Remember the Dotcom crash? Probably not. Fueled by fever driven sentiment and scare mongering around Y2K (remember that either?) companies were raising money in the equity market with no earnings, or sales or prospects for either. Sounds incredible right? A sock puppet became the poster child for the whole situation when it came crashing down. At the bottom in 2002 the Nasdaq 100 had lost almost 85% of its peak valuation. It was the talk of the markets until the Financial Crisis refreshed participants fears. the second drop in 2008 wiped out a near tripling for those that bought the bottom. How could you get back in now?
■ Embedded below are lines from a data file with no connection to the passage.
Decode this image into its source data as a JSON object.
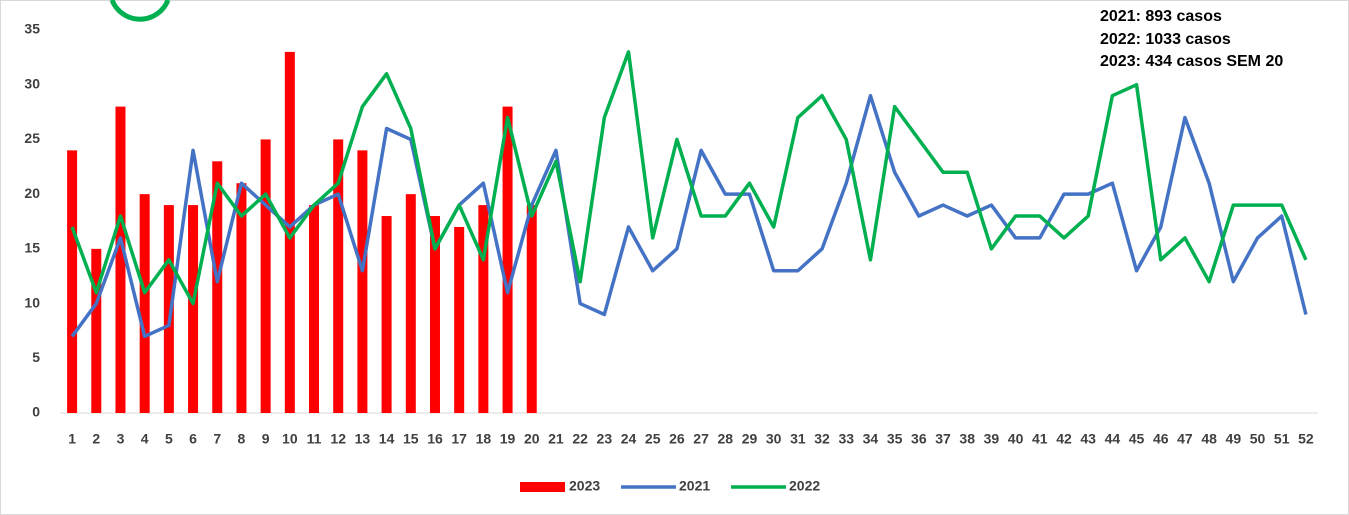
{
  "chart_data": {
    "type": "combo",
    "annotations": [
      "2021: 893 casos",
      "2022: 1033 casos",
      "2023: 434 casos SEM 20"
    ],
    "categories": [
      "1",
      "2",
      "3",
      "4",
      "5",
      "6",
      "7",
      "8",
      "9",
      "10",
      "11",
      "12",
      "13",
      "14",
      "15",
      "16",
      "17",
      "18",
      "19",
      "20",
      "21",
      "22",
      "23",
      "24",
      "25",
      "26",
      "27",
      "28",
      "29",
      "30",
      "31",
      "32",
      "33",
      "34",
      "35",
      "36",
      "37",
      "38",
      "39",
      "40",
      "41",
      "42",
      "43",
      "44",
      "45",
      "46",
      "47",
      "48",
      "49",
      "50",
      "51",
      "52"
    ],
    "series": [
      {
        "name": "2023",
        "type": "bar",
        "color": "#ff0000",
        "values": [
          24,
          15,
          28,
          20,
          19,
          19,
          23,
          21,
          25,
          33,
          19,
          25,
          24,
          18,
          20,
          18,
          17,
          19,
          28,
          19,
          null,
          null,
          null,
          null,
          null,
          null,
          null,
          null,
          null,
          null,
          null,
          null,
          null,
          null,
          null,
          null,
          null,
          null,
          null,
          null,
          null,
          null,
          null,
          null,
          null,
          null,
          null,
          null,
          null,
          null,
          null,
          null
        ]
      },
      {
        "name": "2021",
        "type": "line",
        "color": "#4472c4",
        "values": [
          7,
          10,
          16,
          7,
          8,
          24,
          12,
          21,
          19,
          17,
          19,
          20,
          13,
          26,
          25,
          15,
          19,
          21,
          11,
          19,
          24,
          10,
          9,
          17,
          13,
          15,
          24,
          20,
          20,
          13,
          13,
          15,
          21,
          29,
          22,
          18,
          19,
          18,
          19,
          16,
          16,
          20,
          20,
          21,
          13,
          17,
          27,
          21,
          12,
          16,
          18,
          9
        ]
      },
      {
        "name": "2022",
        "type": "line",
        "color": "#00b050",
        "values": [
          17,
          11,
          18,
          11,
          14,
          10,
          21,
          18,
          20,
          16,
          19,
          21,
          28,
          31,
          26,
          15,
          19,
          14,
          27,
          18,
          23,
          12,
          27,
          33,
          16,
          25,
          18,
          18,
          21,
          17,
          27,
          29,
          25,
          14,
          28,
          25,
          22,
          22,
          15,
          18,
          18,
          16,
          18,
          29,
          30,
          14,
          16,
          12,
          19,
          19,
          19,
          14
        ]
      }
    ],
    "ylim": [
      0,
      35
    ],
    "yticks": [
      0,
      5,
      10,
      15,
      20,
      25,
      30,
      35
    ],
    "grid": false,
    "legend": "bottom"
  }
}
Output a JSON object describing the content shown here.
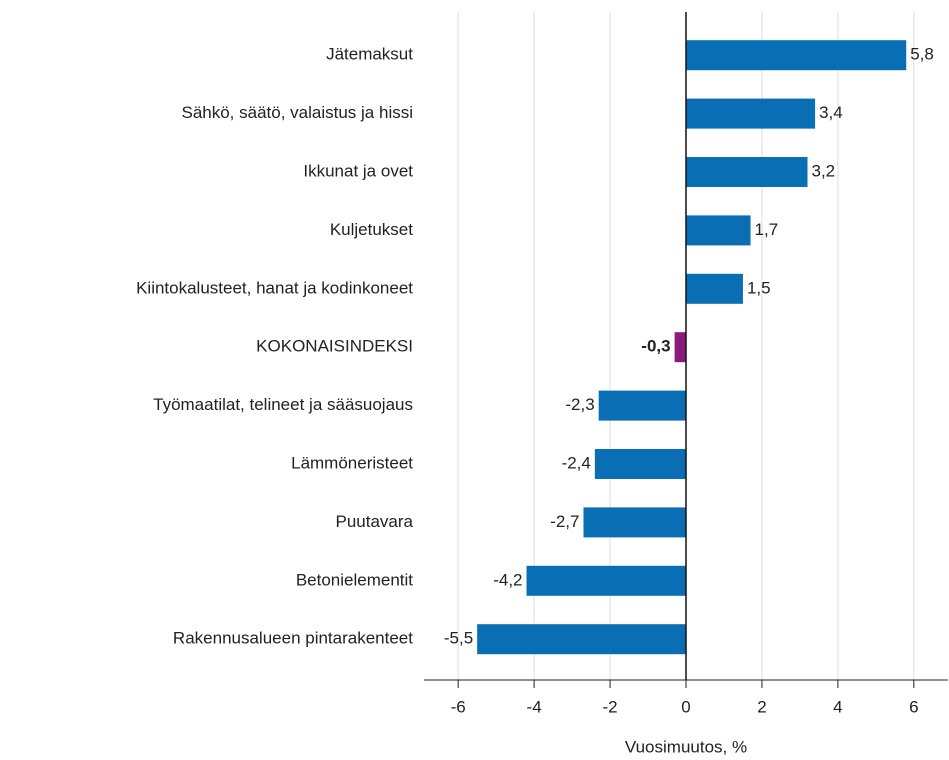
{
  "chart_data": {
    "type": "bar",
    "orientation": "horizontal",
    "categories": [
      "Jätemaksut",
      "Sähkö, säätö, valaistus ja hissi",
      "Ikkunat ja ovet",
      "Kuljetukset",
      "Kiintokalusteet, hanat ja kodinkoneet",
      "KOKONAISINDEKSI",
      "Työmaatilat, telineet ja sääsuojaus",
      "Lämmöneristeet",
      "Puutavara",
      "Betonielementit",
      "Rakennusalueen pintarakenteet"
    ],
    "values": [
      5.8,
      3.4,
      3.2,
      1.7,
      1.5,
      -0.3,
      -2.3,
      -2.4,
      -2.7,
      -4.2,
      -5.5
    ],
    "value_labels": [
      "5,8",
      "3,4",
      "3,2",
      "1,7",
      "1,5",
      "-0,3",
      "-2,3",
      "-2,4",
      "-2,7",
      "-4,2",
      "-5,5"
    ],
    "colors": [
      "#0a6eb4",
      "#0a6eb4",
      "#0a6eb4",
      "#0a6eb4",
      "#0a6eb4",
      "#8b1a7e",
      "#0a6eb4",
      "#0a6eb4",
      "#0a6eb4",
      "#0a6eb4",
      "#0a6eb4"
    ],
    "xlim": [
      -6.9,
      6.9
    ],
    "xticks": [
      -6,
      -4,
      -2,
      0,
      2,
      4,
      6
    ],
    "xlabel": "Vuosimuutos, %",
    "grid": true
  }
}
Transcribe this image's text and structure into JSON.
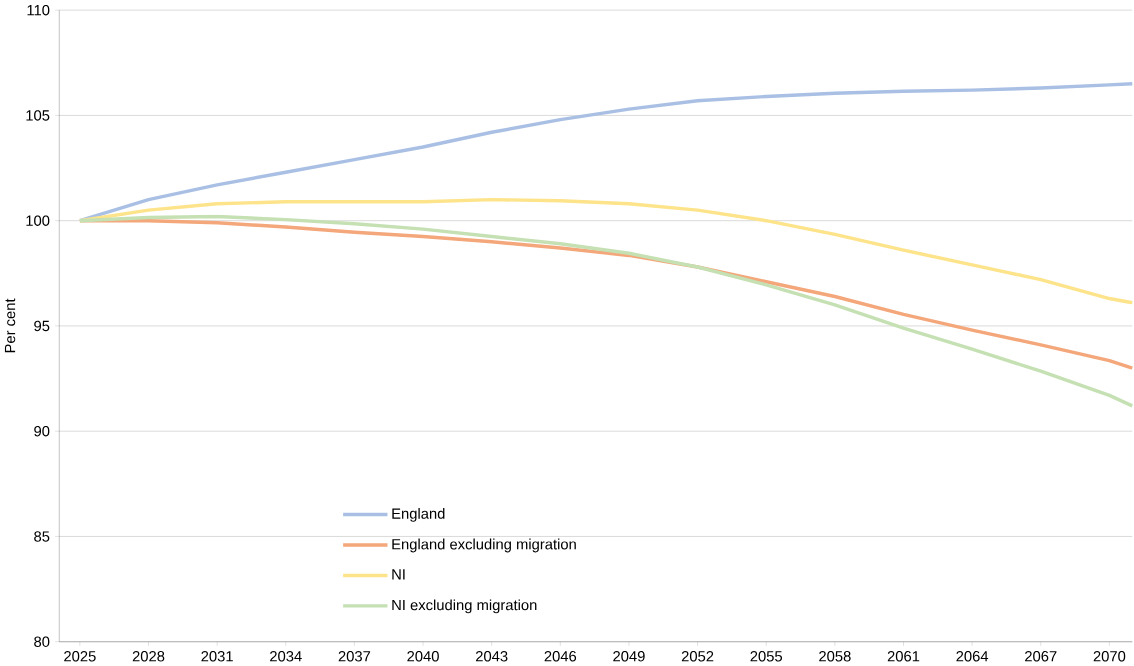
{
  "chart_data": {
    "type": "line",
    "ylabel": "Per cent",
    "x": [
      2025,
      2028,
      2031,
      2034,
      2037,
      2040,
      2043,
      2046,
      2049,
      2052,
      2055,
      2058,
      2061,
      2064,
      2067,
      2070,
      2071
    ],
    "series": [
      {
        "name": "England",
        "color": "#a9c0e4",
        "values": [
          100,
          101.0,
          101.7,
          102.3,
          102.9,
          103.5,
          104.2,
          104.8,
          105.3,
          105.7,
          105.9,
          106.05,
          106.15,
          106.2,
          106.3,
          106.45,
          106.5
        ]
      },
      {
        "name": "England excluding migration",
        "color": "#f4a77a",
        "values": [
          100,
          100.0,
          99.9,
          99.7,
          99.45,
          99.25,
          99.0,
          98.7,
          98.35,
          97.8,
          97.1,
          96.4,
          95.55,
          94.8,
          94.1,
          93.35,
          93.0
        ]
      },
      {
        "name": "NI",
        "color": "#fde38a",
        "values": [
          100,
          100.5,
          100.8,
          100.9,
          100.9,
          100.9,
          101.0,
          100.95,
          100.8,
          100.5,
          100.0,
          99.35,
          98.6,
          97.9,
          97.2,
          96.3,
          96.1
        ]
      },
      {
        "name": "NI excluding migration",
        "color": "#c5e0b3",
        "values": [
          100,
          100.15,
          100.2,
          100.05,
          99.85,
          99.6,
          99.25,
          98.9,
          98.45,
          97.8,
          96.95,
          96.0,
          94.9,
          93.9,
          92.85,
          91.7,
          91.2
        ]
      }
    ],
    "xlim": [
      2024.1,
      2071
    ],
    "xticks": [
      2025,
      2028,
      2031,
      2034,
      2037,
      2040,
      2043,
      2046,
      2049,
      2052,
      2055,
      2058,
      2061,
      2064,
      2067,
      2070
    ],
    "ylim": [
      80,
      110
    ],
    "yticks": [
      80,
      85,
      90,
      95,
      100,
      105,
      110
    ],
    "grid": "y",
    "legend": "bottom",
    "marker": "none",
    "line_style": "solid"
  }
}
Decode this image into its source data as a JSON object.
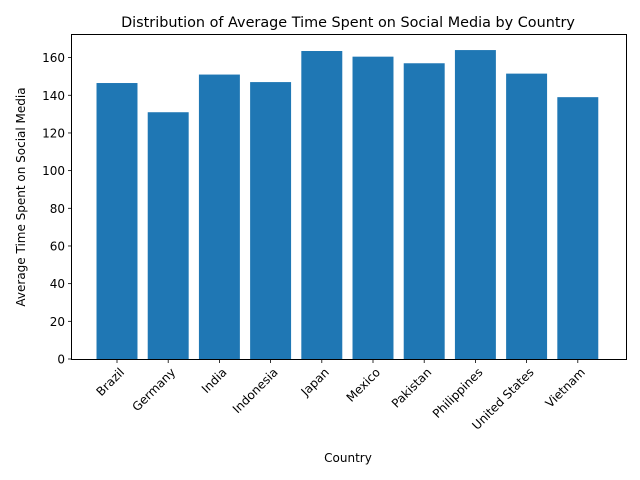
{
  "chart_data": {
    "type": "bar",
    "title": "Distribution of Average Time Spent on Social Media by Country",
    "xlabel": "Country",
    "ylabel": "Average Time Spent on Social Media",
    "categories": [
      "Brazil",
      "Germany",
      "India",
      "Indonesia",
      "Japan",
      "Mexico",
      "Pakistan",
      "Philippines",
      "United States",
      "Vietnam"
    ],
    "values": [
      146.5,
      131,
      151,
      147,
      163.5,
      160.5,
      157,
      164,
      151.5,
      139
    ],
    "ylim": [
      0,
      172
    ],
    "yticks": [
      0,
      20,
      40,
      60,
      80,
      100,
      120,
      140,
      160
    ],
    "bar_color": "#1f77b4",
    "grid": false,
    "legend": "none"
  }
}
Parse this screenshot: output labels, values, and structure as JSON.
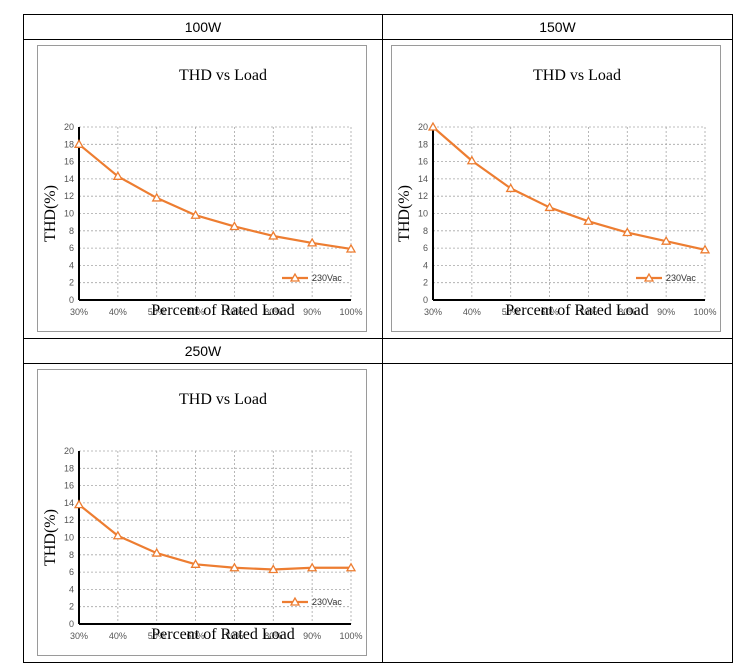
{
  "table": {
    "headers": [
      "100W",
      "150W",
      "250W",
      ""
    ]
  },
  "chart_data": [
    {
      "type": "line",
      "title": "THD vs Load",
      "xlabel": "Percent of Rated Load",
      "ylabel": "THD(%)",
      "categories": [
        "30%",
        "40%",
        "50%",
        "60%",
        "70%",
        "80%",
        "90%",
        "100%"
      ],
      "yticks": [
        0,
        2,
        4,
        6,
        8,
        10,
        12,
        14,
        16,
        18,
        20
      ],
      "ylim": [
        0,
        20
      ],
      "grid": true,
      "legend_position": "bottom-right",
      "series": [
        {
          "name": "230Vac",
          "color": "#ed7d31",
          "marker": "triangle-open",
          "values": [
            18.0,
            14.3,
            11.8,
            9.8,
            8.5,
            7.4,
            6.6,
            5.9
          ]
        }
      ]
    },
    {
      "type": "line",
      "title": "THD vs Load",
      "xlabel": "Percent of Rated Load",
      "ylabel": "THD(%)",
      "categories": [
        "30%",
        "40%",
        "50%",
        "60%",
        "70%",
        "80%",
        "90%",
        "100%"
      ],
      "yticks": [
        0,
        2,
        4,
        6,
        8,
        10,
        12,
        14,
        16,
        18,
        20
      ],
      "ylim": [
        0,
        20
      ],
      "grid": true,
      "legend_position": "bottom-right",
      "series": [
        {
          "name": "230Vac",
          "color": "#ed7d31",
          "marker": "triangle-open",
          "values": [
            20.0,
            16.1,
            12.9,
            10.7,
            9.1,
            7.8,
            6.8,
            5.8
          ]
        }
      ]
    },
    {
      "type": "line",
      "title": "THD vs Load",
      "xlabel": "Percent of Rated Load",
      "ylabel": "THD(%)",
      "categories": [
        "30%",
        "40%",
        "50%",
        "60%",
        "70%",
        "80%",
        "90%",
        "100%"
      ],
      "yticks": [
        0,
        2,
        4,
        6,
        8,
        10,
        12,
        14,
        16,
        18,
        20
      ],
      "ylim": [
        0,
        20
      ],
      "grid": true,
      "legend_position": "bottom-right",
      "series": [
        {
          "name": "230Vac",
          "color": "#ed7d31",
          "marker": "triangle-open",
          "values": [
            13.8,
            10.2,
            8.2,
            6.9,
            6.5,
            6.3,
            6.5,
            6.5
          ]
        }
      ]
    }
  ]
}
We all know that getting back into the market was the right call now. But the scars remain. The chart below shows the path and gives some clues about the future. The Dotcom crash can be seen as a Corrective Wave to its bottom in 2002. The run higher to the 2007 top was the first Wave of an Impulse Wave higher. The second Wave was the Financial Crisis bringing the Nasdaq 100 to a higher low. Wave III raced higher and ended at a retest of the Dotcom highs and was followed by the corrective Wave IV with a sideways character, looking more like a pit stop along the way. Then in 2016 Wave V began.
How far will it go? Nobody knows for sure. One estimate using Elliott Wave principles would give a range of 7300 to 8000 looking at the length of Waves I and III as a guide. The 7300 figure would also be a 161.8% extension of the retracement of the Dotcom fall. Many traders would look for that level. Momentum is very strong, perhaps overheated. With the RSI over 80 there are two other instances to look at for prior behavior. The first led to the Dotcom Crash. The second led to a sideways correction and a shift into high gear. Not much help there. For now take the RSI as supportive of more upside. The MACD also support higher prices. And it has room before it reaches the Dotcom extreme. The path higher remains the easiest path.